Electricity was cut across the city as antiaircraft batteries fired at the incoming turbo-prop planes, which the military later said had been loaded with explosives and were intended to crash into two Air Force installations.
One downed plane instead ploughed through the 10th floor of a downtown tax office, from where rescuers pulled out mangled strips of metal painted gunmetal gray. Another plane was shot down near an Air Force base north of the city. Both pilots died, as well as two civilians apparently hit by antiaircraft shells. "I don't think it says the Tigers are any stronger on the ground. But it does say they have command and control capacity," says Alan Keenan, an analyst for the International Crisis Group.
Resistance in the east
In another reminder of the shifting threat, suspected LTTE gunmen killed at least 21 villagers in eastern Sri Lanka on Saturday, the Ministry of Defense said. The government declared victory in the east in 2007, but observers say new pockets of resistance may emerge in the aftermath of a defeat in the north.
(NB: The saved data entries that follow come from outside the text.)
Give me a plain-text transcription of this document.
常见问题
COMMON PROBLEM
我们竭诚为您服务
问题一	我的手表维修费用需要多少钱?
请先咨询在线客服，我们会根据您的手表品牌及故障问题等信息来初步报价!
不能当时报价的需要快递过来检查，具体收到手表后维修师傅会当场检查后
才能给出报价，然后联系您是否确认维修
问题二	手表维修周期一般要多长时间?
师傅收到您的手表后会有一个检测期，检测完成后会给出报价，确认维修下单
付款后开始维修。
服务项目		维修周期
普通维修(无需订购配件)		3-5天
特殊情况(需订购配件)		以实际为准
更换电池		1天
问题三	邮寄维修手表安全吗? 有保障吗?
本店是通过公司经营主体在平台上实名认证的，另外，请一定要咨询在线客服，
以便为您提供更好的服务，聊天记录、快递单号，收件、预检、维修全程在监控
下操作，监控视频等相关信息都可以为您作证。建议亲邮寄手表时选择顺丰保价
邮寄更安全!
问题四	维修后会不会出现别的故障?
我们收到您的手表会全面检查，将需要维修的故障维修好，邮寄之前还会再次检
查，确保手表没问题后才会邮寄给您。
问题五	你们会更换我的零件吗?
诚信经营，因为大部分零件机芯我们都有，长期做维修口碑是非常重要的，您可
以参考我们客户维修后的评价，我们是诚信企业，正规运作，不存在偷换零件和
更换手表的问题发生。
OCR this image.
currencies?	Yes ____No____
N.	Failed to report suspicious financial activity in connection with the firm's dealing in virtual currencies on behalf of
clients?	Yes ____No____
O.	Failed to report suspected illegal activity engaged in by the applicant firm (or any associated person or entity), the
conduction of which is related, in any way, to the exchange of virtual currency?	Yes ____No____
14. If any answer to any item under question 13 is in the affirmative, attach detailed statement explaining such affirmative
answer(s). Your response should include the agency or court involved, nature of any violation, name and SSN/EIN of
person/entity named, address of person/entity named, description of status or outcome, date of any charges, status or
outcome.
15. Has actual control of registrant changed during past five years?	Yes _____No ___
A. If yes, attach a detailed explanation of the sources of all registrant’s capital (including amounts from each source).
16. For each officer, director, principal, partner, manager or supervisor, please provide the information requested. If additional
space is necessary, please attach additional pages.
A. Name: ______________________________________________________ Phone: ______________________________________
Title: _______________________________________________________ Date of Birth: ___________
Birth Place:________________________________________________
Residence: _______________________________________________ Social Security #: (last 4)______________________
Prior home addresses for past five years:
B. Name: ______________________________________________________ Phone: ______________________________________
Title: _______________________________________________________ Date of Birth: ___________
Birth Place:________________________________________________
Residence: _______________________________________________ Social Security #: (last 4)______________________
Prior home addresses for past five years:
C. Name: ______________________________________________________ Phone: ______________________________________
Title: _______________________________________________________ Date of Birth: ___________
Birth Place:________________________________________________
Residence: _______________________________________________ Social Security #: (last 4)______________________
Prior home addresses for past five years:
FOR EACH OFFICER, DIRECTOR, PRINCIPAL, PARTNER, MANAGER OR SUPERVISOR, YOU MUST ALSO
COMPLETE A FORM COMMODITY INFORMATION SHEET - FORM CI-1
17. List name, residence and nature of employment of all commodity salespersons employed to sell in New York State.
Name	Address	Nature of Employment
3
With independent monitors barred from the area of fighting, there is wide disagreement on the number and fate of civilians there. UN officials last month said around 250,000 people were affected, but government officials say these figures are vastly inflated and have been further reduced by the escape of 36,000 people in recent weeks.
Human Rights Watch estimates that 2,000 people were killed and 5,000 injured in the latest month of fighting, and accused the military of shelling civilian areas, including hospitals. It also condemned the LTTE for shooting and intimidating those who try to leave and for forcibly recruiting children to fight.
Sri Lankan officials have poured scorn on these and other claims of widespread civilian casualties and accused the LTTE of shelling safe zones set up for fleeing civilians. They also say the military has taken care not to rely on heavy guns in populated areas and is taking greater casualties by engaging rebel fighters in close combat. Military officials have refused to release updated casualty lists, however.
UN head of humanitarian relief John Holmes told reporters Saturday at the end of the three-day trip here that he was concerned about the "significant number of people being killed and injured every day"; and urged both sides to exercise restraint. But he refused to be drawn on casualty figures or the discrepancy over the number of displaced people at risk.
UN officials and aid workers say privately that claims of large numbers of civilian deaths from Army bombardments are accurate. Some are also suspicious of the government's insistence on revising down the numbers of those affected, as it may blur any independent attempt in future to account for the missing and dead.
Any negotiated end to the war hinges on Prabakaran, the veteran leader of the Tigers whose personality cult and paranoia have eliminated all rivals. "The leadership is Prabakaran. It's a collective term for one person," says a Western diplomat.
Last month, the Army chief speculated that he had fled the country, but officials believe he is still here. A photo posted over the weekend on pro-rebel websites showed him posing with the two purported pilots of the suicide planes.